そして今、私は彼のテニスを見学しています。

なぜなら、あれ以降、無視され続けたから。

最初こそ話が出来たものの、私は完全に馬鹿にされてます。

ははは、一応、1個年上なんだぞ、このワカメが。



プレーに関してはそこらの学生よか断然上手い。

観ていて気持ちいいプレーじゃないのが気になるけど、あそこまで自信が溢れてるのも分かる気がする。

でもまぁ、断然、弦とかの方が上だケド。

時々どーだ!って顔してこっち見てくるの止めてくれないかなー。

苛めたくなるから。

でも才能あるプレーヤーだから、育てば良い選手になるだろな。

あー。何だか弦にぶつけてみたくてウズウズしてきた。

お。試合が終わってようやく話をする気になったみたい。




「どうよ!!俺にアンタなんか必要ねぇだろ」

「そうだな。確かに上手いよ赤目くん。でも全然ダメダメ」

「はぁッ?!マジうざいんだけど!」

「また来るよ、赤目くん」

「赤也だっての!!てか、くんな!!」

「( 打てば響く奴だなー。

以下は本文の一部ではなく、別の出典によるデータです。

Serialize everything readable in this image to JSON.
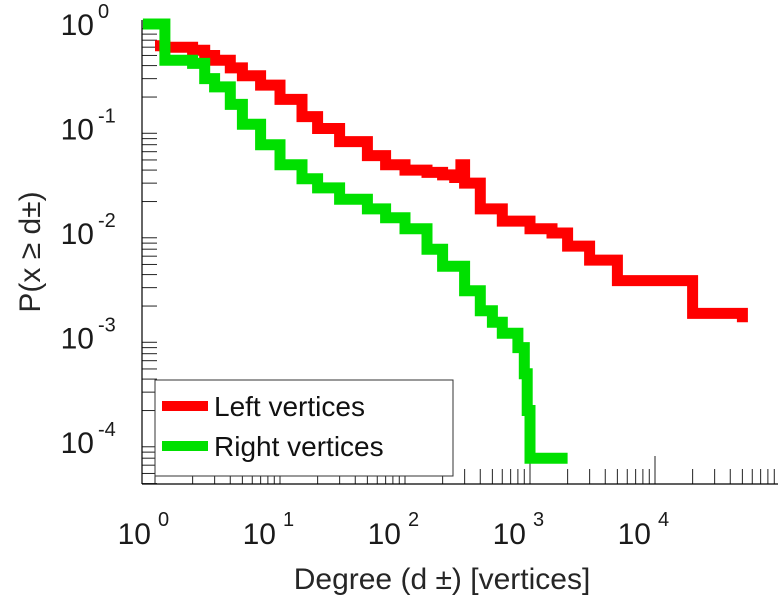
{
  "chart_data": {
    "type": "line",
    "title": "",
    "xlabel": "Degree (d  ±) [vertices]",
    "ylabel": "P(x ≥ d±)",
    "x_scale": "log",
    "y_scale": "log",
    "xlim": [
      0.7,
      60000
    ],
    "ylim": [
      5e-05,
      1.0
    ],
    "x_ticks": [
      {
        "base": "10",
        "exp": "0"
      },
      {
        "base": "10",
        "exp": "1"
      },
      {
        "base": "10",
        "exp": "2"
      },
      {
        "base": "10",
        "exp": "3"
      },
      {
        "base": "10",
        "exp": "4"
      }
    ],
    "y_ticks": [
      {
        "base": "10",
        "exp": "0"
      },
      {
        "base": "10",
        "exp": "-1"
      },
      {
        "base": "10",
        "exp": "-2"
      },
      {
        "base": "10",
        "exp": "-3"
      },
      {
        "base": "10",
        "exp": "-4"
      }
    ],
    "grid": false,
    "legend_position": "bottom-left",
    "series": [
      {
        "name": "Left vertices",
        "color": "#ff0000",
        "x": [
          1,
          1.2,
          2,
          2.5,
          3,
          4,
          5,
          7,
          10,
          15,
          20,
          30,
          50,
          70,
          100,
          150,
          200,
          250,
          280,
          300,
          400,
          600,
          1000,
          1500,
          2000,
          3000,
          5000,
          10000,
          15000,
          20000,
          50000
        ],
        "y": [
          0.62,
          0.6,
          0.56,
          0.5,
          0.45,
          0.38,
          0.32,
          0.26,
          0.19,
          0.13,
          0.1,
          0.075,
          0.055,
          0.045,
          0.04,
          0.038,
          0.036,
          0.034,
          0.045,
          0.03,
          0.017,
          0.013,
          0.011,
          0.01,
          0.0075,
          0.0055,
          0.0035,
          0.0035,
          0.0035,
          0.0017,
          0.0014
        ]
      },
      {
        "name": "Right vertices",
        "color": "#00e000",
        "x": [
          0.8,
          1,
          1.2,
          2,
          2.5,
          3,
          4,
          5,
          7,
          10,
          15,
          20,
          30,
          50,
          70,
          100,
          150,
          200,
          300,
          400,
          500,
          600,
          800,
          900,
          950,
          1000,
          2000
        ],
        "y": [
          1.0,
          1.0,
          0.45,
          0.42,
          0.3,
          0.25,
          0.17,
          0.11,
          0.07,
          0.045,
          0.033,
          0.027,
          0.021,
          0.017,
          0.014,
          0.011,
          0.007,
          0.0048,
          0.0028,
          0.0018,
          0.0014,
          0.0011,
          0.0008,
          0.00045,
          0.0002,
          7e-05,
          7e-05
        ]
      }
    ]
  }
}
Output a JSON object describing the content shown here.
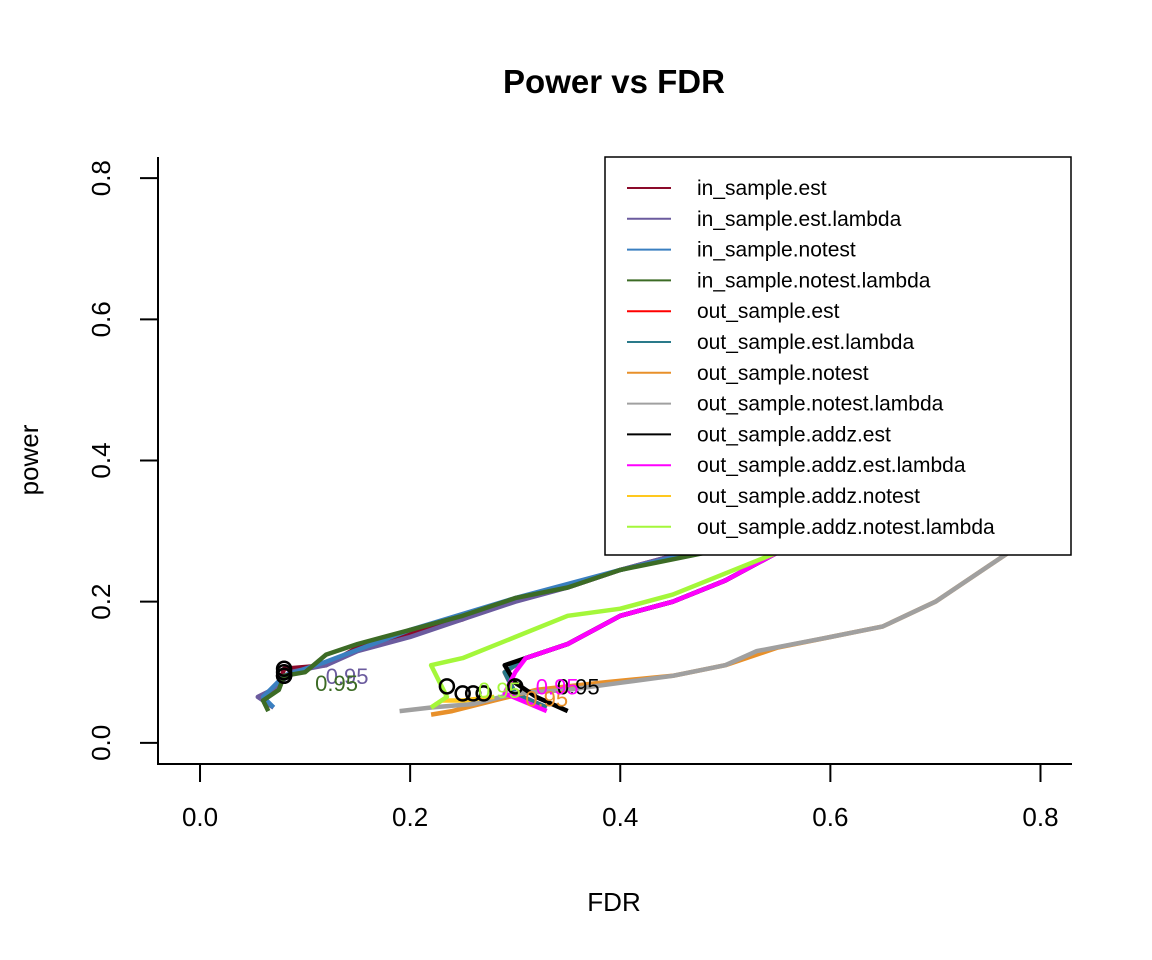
{
  "chart_data": {
    "type": "line",
    "title": "Power vs FDR",
    "xlabel": "FDR",
    "ylabel": "power",
    "xlim": [
      -0.04,
      0.83
    ],
    "ylim": [
      -0.03,
      0.83
    ],
    "xticks": [
      "0.0",
      "0.2",
      "0.4",
      "0.6",
      "0.8"
    ],
    "xtick_values": [
      0.0,
      0.2,
      0.4,
      0.6,
      0.8
    ],
    "yticks": [
      "0.0",
      "0.2",
      "0.4",
      "0.6",
      "0.8"
    ],
    "ytick_values": [
      0.0,
      0.2,
      0.4,
      0.6,
      0.8
    ],
    "legend_position": "top-right",
    "series": [
      {
        "name": "in_sample.est",
        "color": "#8B0A2A",
        "x": [
          0.07,
          0.06,
          0.075,
          0.08,
          0.12,
          0.15,
          0.2,
          0.25,
          0.3,
          0.35,
          0.4,
          0.45,
          0.5,
          0.55
        ],
        "y": [
          0.05,
          0.06,
          0.08,
          0.105,
          0.11,
          0.135,
          0.155,
          0.175,
          0.205,
          0.22,
          0.245,
          0.265,
          0.28,
          0.29
        ],
        "marker": [
          0.08,
          0.105
        ],
        "marker_label": "",
        "label_pos": [
          0.14,
          0.095
        ]
      },
      {
        "name": "in_sample.est.lambda",
        "color": "#6B5B9E",
        "x": [
          0.07,
          0.055,
          0.075,
          0.085,
          0.12,
          0.15,
          0.2,
          0.25,
          0.3,
          0.35,
          0.4,
          0.45,
          0.5,
          0.55
        ],
        "y": [
          0.05,
          0.065,
          0.08,
          0.1,
          0.11,
          0.13,
          0.15,
          0.175,
          0.2,
          0.22,
          0.245,
          0.265,
          0.28,
          0.29
        ],
        "marker": [
          0.08,
          0.1
        ],
        "marker_label": "0.95",
        "label_pos": [
          0.14,
          0.095
        ]
      },
      {
        "name": "in_sample.notest",
        "color": "#3A7FC0",
        "x": [
          0.07,
          0.06,
          0.08,
          0.12,
          0.2,
          0.3,
          0.4,
          0.5,
          0.55
        ],
        "y": [
          0.05,
          0.065,
          0.095,
          0.115,
          0.16,
          0.205,
          0.245,
          0.28,
          0.29
        ],
        "marker": [
          0.08,
          0.095
        ],
        "marker_label": "",
        "label_pos": [
          0.13,
          0.085
        ]
      },
      {
        "name": "in_sample.notest.lambda",
        "color": "#3C6B25",
        "x": [
          0.065,
          0.06,
          0.075,
          0.08,
          0.1,
          0.12,
          0.15,
          0.2,
          0.25,
          0.3,
          0.35,
          0.4,
          0.45,
          0.5,
          0.55
        ],
        "y": [
          0.045,
          0.06,
          0.075,
          0.095,
          0.1,
          0.125,
          0.14,
          0.16,
          0.18,
          0.205,
          0.22,
          0.245,
          0.26,
          0.275,
          0.29
        ],
        "marker": [
          0.08,
          0.095
        ],
        "marker_label": "0.95",
        "label_pos": [
          0.13,
          0.085
        ]
      },
      {
        "name": "out_sample.est",
        "color": "#FF0000",
        "x": [
          0.33,
          0.3,
          0.29,
          0.31,
          0.35,
          0.4,
          0.45,
          0.5,
          0.55
        ],
        "y": [
          0.05,
          0.07,
          0.1,
          0.12,
          0.14,
          0.18,
          0.2,
          0.23,
          0.27
        ],
        "marker": [],
        "marker_label": "",
        "label_pos": []
      },
      {
        "name": "out_sample.est.lambda",
        "color": "#2A7A8A",
        "x": [
          0.33,
          0.3,
          0.29,
          0.31,
          0.35,
          0.4,
          0.45,
          0.5,
          0.55
        ],
        "y": [
          0.05,
          0.07,
          0.1,
          0.12,
          0.14,
          0.18,
          0.2,
          0.23,
          0.27
        ],
        "marker": [],
        "marker_label": "",
        "label_pos": []
      },
      {
        "name": "out_sample.notest",
        "color": "#E8902A",
        "x": [
          0.22,
          0.24,
          0.28,
          0.32,
          0.38,
          0.45,
          0.5,
          0.55,
          0.6,
          0.65,
          0.7,
          0.75,
          0.8
        ],
        "y": [
          0.04,
          0.045,
          0.06,
          0.075,
          0.085,
          0.095,
          0.11,
          0.135,
          0.15,
          0.165,
          0.2,
          0.25,
          0.3
        ],
        "marker": [
          0.27,
          0.07
        ],
        "marker_label": "0.95",
        "label_pos": [
          0.33,
          0.063
        ]
      },
      {
        "name": "out_sample.notest.lambda",
        "color": "#A0A0A0",
        "x": [
          0.19,
          0.22,
          0.26,
          0.3,
          0.35,
          0.4,
          0.45,
          0.5,
          0.53,
          0.6,
          0.65,
          0.7,
          0.75,
          0.8
        ],
        "y": [
          0.045,
          0.05,
          0.055,
          0.07,
          0.075,
          0.085,
          0.095,
          0.11,
          0.13,
          0.15,
          0.165,
          0.2,
          0.25,
          0.3
        ],
        "marker": [
          0.26,
          0.07
        ],
        "marker_label": "",
        "label_pos": []
      },
      {
        "name": "out_sample.addz.est",
        "color": "#000000",
        "x": [
          0.35,
          0.32,
          0.3,
          0.29,
          0.31,
          0.35,
          0.4,
          0.45,
          0.5,
          0.55
        ],
        "y": [
          0.045,
          0.065,
          0.085,
          0.11,
          0.12,
          0.14,
          0.18,
          0.2,
          0.23,
          0.27
        ],
        "marker": [
          0.25,
          0.07
        ],
        "marker_label": "0.95",
        "label_pos": [
          0.36,
          0.08
        ]
      },
      {
        "name": "out_sample.addz.est.lambda",
        "color": "#FF00FF",
        "x": [
          0.33,
          0.29,
          0.3,
          0.31,
          0.35,
          0.4,
          0.45,
          0.5,
          0.55
        ],
        "y": [
          0.045,
          0.07,
          0.1,
          0.12,
          0.14,
          0.18,
          0.2,
          0.23,
          0.27
        ],
        "marker": [
          0.3,
          0.08
        ],
        "marker_label": "0.95",
        "label_pos": [
          0.34,
          0.08
        ]
      },
      {
        "name": "out_sample.addz.notest",
        "color": "#FFC81E",
        "x": [
          0.22,
          0.23,
          0.25,
          0.28
        ],
        "y": [
          0.05,
          0.06,
          0.06,
          0.065
        ],
        "marker": [],
        "marker_label": "",
        "label_pos": []
      },
      {
        "name": "out_sample.addz.notest.lambda",
        "color": "#A4F73A",
        "x": [
          0.22,
          0.235,
          0.22,
          0.25,
          0.3,
          0.35,
          0.4,
          0.45,
          0.5,
          0.55
        ],
        "y": [
          0.05,
          0.065,
          0.11,
          0.12,
          0.15,
          0.18,
          0.19,
          0.21,
          0.24,
          0.27
        ],
        "marker": [
          0.235,
          0.08
        ],
        "marker_label": "0.95",
        "label_pos": [
          0.285,
          0.075
        ]
      }
    ]
  }
}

ちょっと面白くなってきた )」




これが私と赤也の出会いだった。







***







「あいつらまとめて倒して俺がテニス部のエースになってやる!」




私がそれを聞いたのは偶然だった。

職員室で偶然会ったジャッカルと今晩のメニューについて語っていたらさっきの声が聞こえた。

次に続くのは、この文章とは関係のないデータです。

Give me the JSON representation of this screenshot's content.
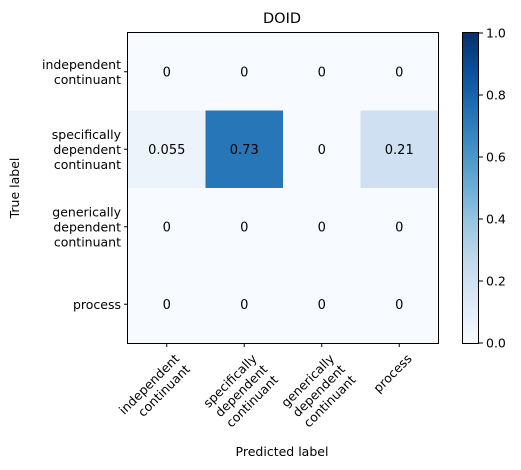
{
  "chart_data": {
    "type": "heatmap",
    "title": "DOID",
    "xlabel": "Predicted label",
    "ylabel": "True label",
    "x_categories": [
      [
        "independent",
        "continuant"
      ],
      [
        "specifically",
        "dependent",
        "continuant"
      ],
      [
        "generically",
        "dependent",
        "continuant"
      ],
      [
        "process"
      ]
    ],
    "y_categories": [
      [
        "independent",
        "continuant"
      ],
      [
        "specifically",
        "dependent",
        "continuant"
      ],
      [
        "generically",
        "dependent",
        "continuant"
      ],
      [
        "process"
      ]
    ],
    "matrix": [
      [
        0,
        0,
        0,
        0
      ],
      [
        0.055,
        0.73,
        0,
        0.21
      ],
      [
        0,
        0,
        0,
        0
      ],
      [
        0,
        0,
        0,
        0
      ]
    ],
    "cell_labels": [
      [
        "0",
        "0",
        "0",
        "0"
      ],
      [
        "0.055",
        "0.73",
        "0",
        "0.21"
      ],
      [
        "0",
        "0",
        "0",
        "0"
      ],
      [
        "0",
        "0",
        "0",
        "0"
      ]
    ],
    "colormap": "Blues",
    "colorbar": {
      "range": [
        0.0,
        1.0
      ],
      "ticks": [
        0.0,
        0.2,
        0.4,
        0.6,
        0.8,
        1.0
      ],
      "tick_labels": [
        "0.0",
        "0.2",
        "0.4",
        "0.6",
        "0.8",
        "1.0"
      ]
    },
    "x_tick_rotation_deg": 45,
    "grid": false
  }
}
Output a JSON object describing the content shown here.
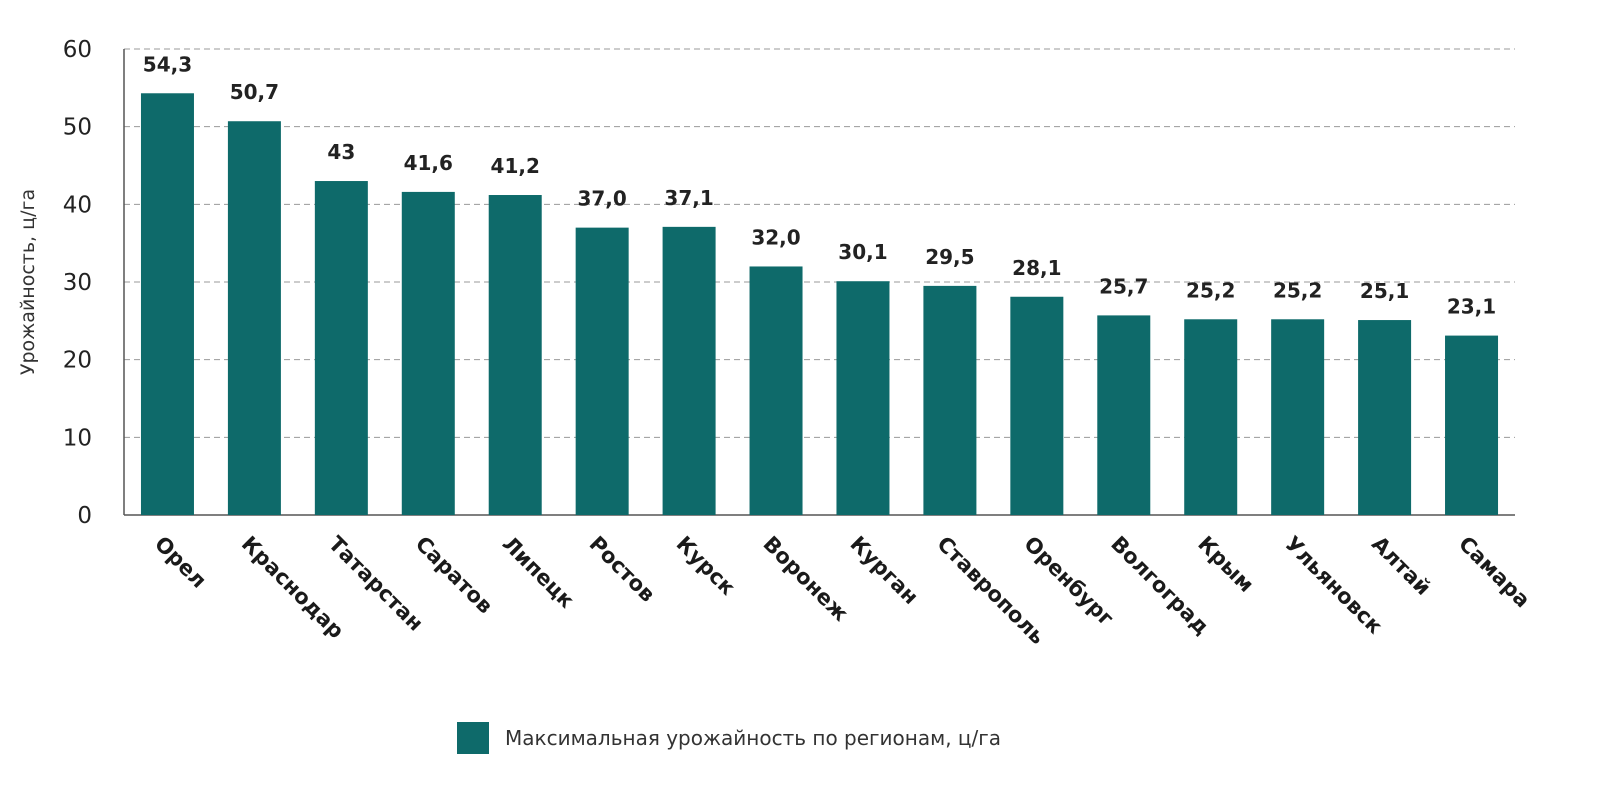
{
  "chart_data": {
    "type": "bar",
    "categories": [
      "Орел",
      "Краснодар",
      "Татарстан",
      "Саратов",
      "Липецк",
      "Ростов",
      "Курск",
      "Воронеж",
      "Курган",
      "Ставрополь",
      "Оренбург",
      "Волгоград",
      "Крым",
      "Ульяновск",
      "Алтай",
      "Самара"
    ],
    "values": [
      54.3,
      50.7,
      43,
      41.6,
      41.2,
      37.0,
      37.1,
      32.0,
      30.1,
      29.5,
      28.1,
      25.7,
      25.2,
      25.2,
      25.1,
      23.1
    ],
    "value_labels": [
      "54,3",
      "50,7",
      "43",
      "41,6",
      "41,2",
      "37,0",
      "37,1",
      "32,0",
      "30,1",
      "29,5",
      "28,1",
      "25,7",
      "25,2",
      "25,2",
      "25,1",
      "23,1"
    ],
    "title": "",
    "xlabel": "",
    "ylabel": "Урожайность, ц/га",
    "ylim": [
      0,
      60
    ],
    "yticks": [
      0,
      10,
      20,
      30,
      40,
      50,
      60
    ],
    "grid": true,
    "legend_position": "bottom-center",
    "series": [
      {
        "name": "Максимальная урожайность по регионам, ц/га",
        "color": "#0e6a6a"
      }
    ]
  }
}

階段から下の階を見下ろせば、1年生が三人ほど階段を降りようとしていた。

しかもその中のもじゃには見覚えがあった。

あの赤目も立海生だったのか。

そんな事を思っていたら爆弾発言が聞こえてきた。




「それで真田副部長の鼻を明かしてやる」

「お前、すげえ事言うなぁ」

「普通、幸村部長じゃないの?」

「そっちは後。だって副部長にはいっぱい借りがあるからな」

「それは赤也がいい加減だからだろー」




楽しそうに歩いていく三人の後姿を私は階段に立って見ていた。

ヤバイよー、弦。

あんた狙われてるよー?

あの1年もじゃ、やっぱ面白い奴だなぁ。

弦を狙うなんていい根性してるよ、ホント。

思わず可笑しくて腹を抱えて笑っちゃった。




「おいおい。笑ってる場合かよ。アイツ1年の切原だろ」

「何、ジャック知ってんの?」

「あぁ。今の1年で飛び抜けて強いがマナーが悪いから、いつも真田に怒られてるな」

「やっぱ馬鹿だな赤目くん」

「てかヤバいだろ。真田なんかに突っ掛って無事な訳ねーし」

「ジャックも分かってないなー。弦が同じ立海の有望株を叩き潰す訳ないじゃん」




・・・・・半分くらいしか。

内心でそう付け加えておく事にする。






***






雅が部活に行った後、私は時々空き教室からテニスコートを眺めている。

奇特な人間ではないので毎日なんて事はありえない。

ホントに時々だ。

転入手続きをしに来た日以来、テニスコートには行っていない。

これにはちょっと理由があるのだけど、とりあえずあそこには行きたくないのだ。

ひと際目立つ黄色いジャージ達が黄色いボールを追い掛けている。

何だか可笑しくて小さく笑うと、ある一人の部員が目に入った。

レギュラージャージを着てる訳でもないのに、いやに目立つ。

見間違えるはずもないあのもじゃもじゃワカメに思わず吹き出してしまった。




「上から見るとまるでヒジキだな」




ホントどこに行っても目立つ奴。

相変わらずチラチラとレギュラーを窺っているけど、みんな無視だ。

小憎たらしいし、馬鹿な奴だけど、憎めないから気になって覗きにきたのだ。

赤目とは別にレギュラー陣に視線がいく。

前から気にはなっていたが、あれは何だ。

これが王者と呼ばれるテニスなのか・・・?

私は溜め息を吐いて教室を出る事にした。

小さな呟きを一つ零して。




「このままなら、王者立海は自滅していくな」



* ひとやすみ *
・ようやく出せましたよ、もじゃ!笑
 何故だか赤也はリョーマと同い年だと思い込んでました。